En lo que, respecta a que Hans Asper Sutter y Doris Medina de Asper (accionantes) pertenecen a un grupo vulnerable, al igual que la supuesta transgresión de su derecho a la salud, manifestando que requieren transferir sus propiedades para cubrir gastos médicos; se advierte que es un argumento que no se lo vinculó al derecho a la vida, el cual tampoco fue debidamente acreditado; ya que, no se cuenta con elementos que permitan a esta Sala, evidenciar el peligro o amenaza que representa para el mencionado derecho; consiguientemente, en este punto, también corresponde denegar la tutela solicitada.

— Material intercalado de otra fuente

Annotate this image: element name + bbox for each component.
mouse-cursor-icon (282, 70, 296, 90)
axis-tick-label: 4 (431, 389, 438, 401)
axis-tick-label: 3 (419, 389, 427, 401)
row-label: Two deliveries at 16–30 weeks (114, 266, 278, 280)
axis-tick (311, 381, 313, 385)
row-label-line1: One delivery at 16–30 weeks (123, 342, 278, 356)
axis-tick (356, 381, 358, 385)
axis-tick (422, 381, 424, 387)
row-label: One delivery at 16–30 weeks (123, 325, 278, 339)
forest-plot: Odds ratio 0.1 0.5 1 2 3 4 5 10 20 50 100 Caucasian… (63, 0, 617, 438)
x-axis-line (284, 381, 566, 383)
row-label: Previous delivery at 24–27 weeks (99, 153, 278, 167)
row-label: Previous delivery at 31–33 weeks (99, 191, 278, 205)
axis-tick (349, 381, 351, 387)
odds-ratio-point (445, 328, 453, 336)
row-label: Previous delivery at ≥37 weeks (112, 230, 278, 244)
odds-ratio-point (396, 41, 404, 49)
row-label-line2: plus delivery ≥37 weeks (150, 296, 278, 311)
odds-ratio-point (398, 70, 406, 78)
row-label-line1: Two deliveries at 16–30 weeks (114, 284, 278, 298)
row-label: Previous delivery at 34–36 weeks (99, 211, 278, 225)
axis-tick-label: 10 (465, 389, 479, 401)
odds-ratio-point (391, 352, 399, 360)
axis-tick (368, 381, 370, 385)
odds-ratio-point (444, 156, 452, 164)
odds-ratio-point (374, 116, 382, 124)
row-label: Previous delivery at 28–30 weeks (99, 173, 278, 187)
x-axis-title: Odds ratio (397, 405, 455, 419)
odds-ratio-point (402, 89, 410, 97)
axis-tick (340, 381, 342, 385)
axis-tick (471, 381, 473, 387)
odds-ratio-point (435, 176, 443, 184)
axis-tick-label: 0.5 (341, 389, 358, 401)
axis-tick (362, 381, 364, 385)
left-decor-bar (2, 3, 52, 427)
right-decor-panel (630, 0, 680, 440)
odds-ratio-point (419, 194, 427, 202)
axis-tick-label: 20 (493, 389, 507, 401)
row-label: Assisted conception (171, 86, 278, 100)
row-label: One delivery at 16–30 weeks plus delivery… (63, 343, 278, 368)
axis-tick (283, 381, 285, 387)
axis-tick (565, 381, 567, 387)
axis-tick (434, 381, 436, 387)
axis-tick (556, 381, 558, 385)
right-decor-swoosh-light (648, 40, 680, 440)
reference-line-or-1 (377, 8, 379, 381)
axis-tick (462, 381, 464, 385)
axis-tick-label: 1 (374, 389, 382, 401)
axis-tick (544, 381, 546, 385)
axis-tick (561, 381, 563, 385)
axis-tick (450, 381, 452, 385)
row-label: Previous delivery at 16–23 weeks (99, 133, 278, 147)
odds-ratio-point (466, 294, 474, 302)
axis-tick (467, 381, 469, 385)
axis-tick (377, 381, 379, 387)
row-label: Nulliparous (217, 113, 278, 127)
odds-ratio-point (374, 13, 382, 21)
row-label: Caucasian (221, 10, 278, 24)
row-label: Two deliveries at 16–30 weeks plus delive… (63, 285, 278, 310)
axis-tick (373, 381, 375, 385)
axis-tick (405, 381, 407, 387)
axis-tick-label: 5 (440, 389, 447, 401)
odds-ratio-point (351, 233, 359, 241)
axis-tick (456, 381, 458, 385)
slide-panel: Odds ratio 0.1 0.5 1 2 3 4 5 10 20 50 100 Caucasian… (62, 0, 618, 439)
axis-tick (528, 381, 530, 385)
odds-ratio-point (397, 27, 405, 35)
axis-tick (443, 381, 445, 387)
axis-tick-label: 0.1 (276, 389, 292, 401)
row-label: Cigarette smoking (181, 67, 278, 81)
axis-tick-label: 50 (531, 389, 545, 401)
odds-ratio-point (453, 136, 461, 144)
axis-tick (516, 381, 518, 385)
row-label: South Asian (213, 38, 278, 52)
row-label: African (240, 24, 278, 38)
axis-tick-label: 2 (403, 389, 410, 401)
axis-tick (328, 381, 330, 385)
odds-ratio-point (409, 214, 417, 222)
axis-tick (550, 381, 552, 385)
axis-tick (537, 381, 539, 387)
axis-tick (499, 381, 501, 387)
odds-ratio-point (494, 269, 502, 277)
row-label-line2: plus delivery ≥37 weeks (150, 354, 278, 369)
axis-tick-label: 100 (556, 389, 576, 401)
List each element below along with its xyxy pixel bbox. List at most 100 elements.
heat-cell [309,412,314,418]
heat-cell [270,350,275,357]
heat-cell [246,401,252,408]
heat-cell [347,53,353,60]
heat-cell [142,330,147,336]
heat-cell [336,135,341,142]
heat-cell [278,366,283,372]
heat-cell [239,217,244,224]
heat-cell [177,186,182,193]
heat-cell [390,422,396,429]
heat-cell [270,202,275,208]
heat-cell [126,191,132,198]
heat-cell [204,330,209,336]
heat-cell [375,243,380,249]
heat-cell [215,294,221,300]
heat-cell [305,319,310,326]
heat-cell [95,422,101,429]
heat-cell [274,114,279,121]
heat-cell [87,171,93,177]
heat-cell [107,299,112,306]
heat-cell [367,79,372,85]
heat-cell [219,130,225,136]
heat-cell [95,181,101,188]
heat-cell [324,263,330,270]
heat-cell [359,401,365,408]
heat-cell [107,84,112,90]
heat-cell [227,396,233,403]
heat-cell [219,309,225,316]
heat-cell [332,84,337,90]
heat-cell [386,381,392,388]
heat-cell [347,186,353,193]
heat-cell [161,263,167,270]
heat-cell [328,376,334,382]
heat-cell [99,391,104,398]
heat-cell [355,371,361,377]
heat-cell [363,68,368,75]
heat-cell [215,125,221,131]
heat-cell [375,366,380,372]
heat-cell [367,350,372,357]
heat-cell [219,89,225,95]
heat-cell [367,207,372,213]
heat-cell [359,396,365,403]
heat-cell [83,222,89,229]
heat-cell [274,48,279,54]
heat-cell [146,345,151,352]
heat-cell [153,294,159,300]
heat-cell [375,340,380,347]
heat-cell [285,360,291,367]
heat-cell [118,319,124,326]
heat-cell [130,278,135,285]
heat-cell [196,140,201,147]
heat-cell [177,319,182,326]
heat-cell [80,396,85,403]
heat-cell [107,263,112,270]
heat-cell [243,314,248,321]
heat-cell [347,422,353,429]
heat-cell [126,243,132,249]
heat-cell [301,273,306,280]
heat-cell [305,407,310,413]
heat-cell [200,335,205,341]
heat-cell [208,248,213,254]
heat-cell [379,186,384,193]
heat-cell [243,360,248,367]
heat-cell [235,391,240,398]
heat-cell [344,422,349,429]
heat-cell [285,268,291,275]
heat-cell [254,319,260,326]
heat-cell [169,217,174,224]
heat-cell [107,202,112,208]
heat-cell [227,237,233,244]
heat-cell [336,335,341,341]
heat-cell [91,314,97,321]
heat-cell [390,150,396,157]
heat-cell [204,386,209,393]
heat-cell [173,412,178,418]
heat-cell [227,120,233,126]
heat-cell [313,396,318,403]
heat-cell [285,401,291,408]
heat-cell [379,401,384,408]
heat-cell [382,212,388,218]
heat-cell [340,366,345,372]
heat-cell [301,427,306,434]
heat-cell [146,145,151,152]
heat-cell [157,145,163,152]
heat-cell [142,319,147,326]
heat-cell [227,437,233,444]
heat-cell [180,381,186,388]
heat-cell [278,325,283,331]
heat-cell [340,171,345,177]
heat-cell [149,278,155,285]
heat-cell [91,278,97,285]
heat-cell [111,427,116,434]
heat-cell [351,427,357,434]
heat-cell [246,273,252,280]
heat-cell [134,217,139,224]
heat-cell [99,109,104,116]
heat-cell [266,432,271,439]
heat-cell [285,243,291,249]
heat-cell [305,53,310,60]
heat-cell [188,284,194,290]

En cuanto al principio ñandereko, los solicitantes de tutela sólo enunciaron el mismo, sin argumentar o explicar las razones por las cuales consideran que fue lesionado o amenazado a causa de los demandados; por lo que, se deniega la tutela.
Otras consideraciones
Remitiéndonos a la naturaleza jurídica de la acción de libertad, así como a los arts. 125 de la CPE y 46 del Código Procesal Constitucional (CPCo), los derechos a la salud y a la propiedad, no se encuentran bajo el paraguas de protección de este mecanismo de defensa, razón por la que extraña el actuar de la Jueza de garantías, que alejándose de la norma y jurisprudencia, afirmó que: “…el Estado Plurinacional tiene el derecho de precautelar a la propiedad dentro de los procesos sean penales, administrativos o de cualquier índole o naturaleza cuando se traten de personas que se encuentra en estado de vejación como ser estas personas en un grupo etareo vulnerable de adulto mayor o mujeres en estado de indefensión…” (sic), pretendiendo justificar su decisión en convenciones internacionales, tergiversando el sentido que tiene el bloque de constitucionalidad y los alcances de protección de la acción de libertad, inobservando así, lo previsto en el art. 196.I de la Norma Suprema.
En virtud a lo expuesto, corresponde llamar la atención a la Jueza de garantías, a fin de evitar que en lo futuro, cuando resuelva casos fácticos similares, desconozca la naturaleza jurídica y los alcances de esta acción tutelar, así como del bloque de constitucionalidad.
En consecuencia, la Jueza de garantías al haber “dispuesto” en parte la tutela impetrada, obró de forma parcialmente correcta.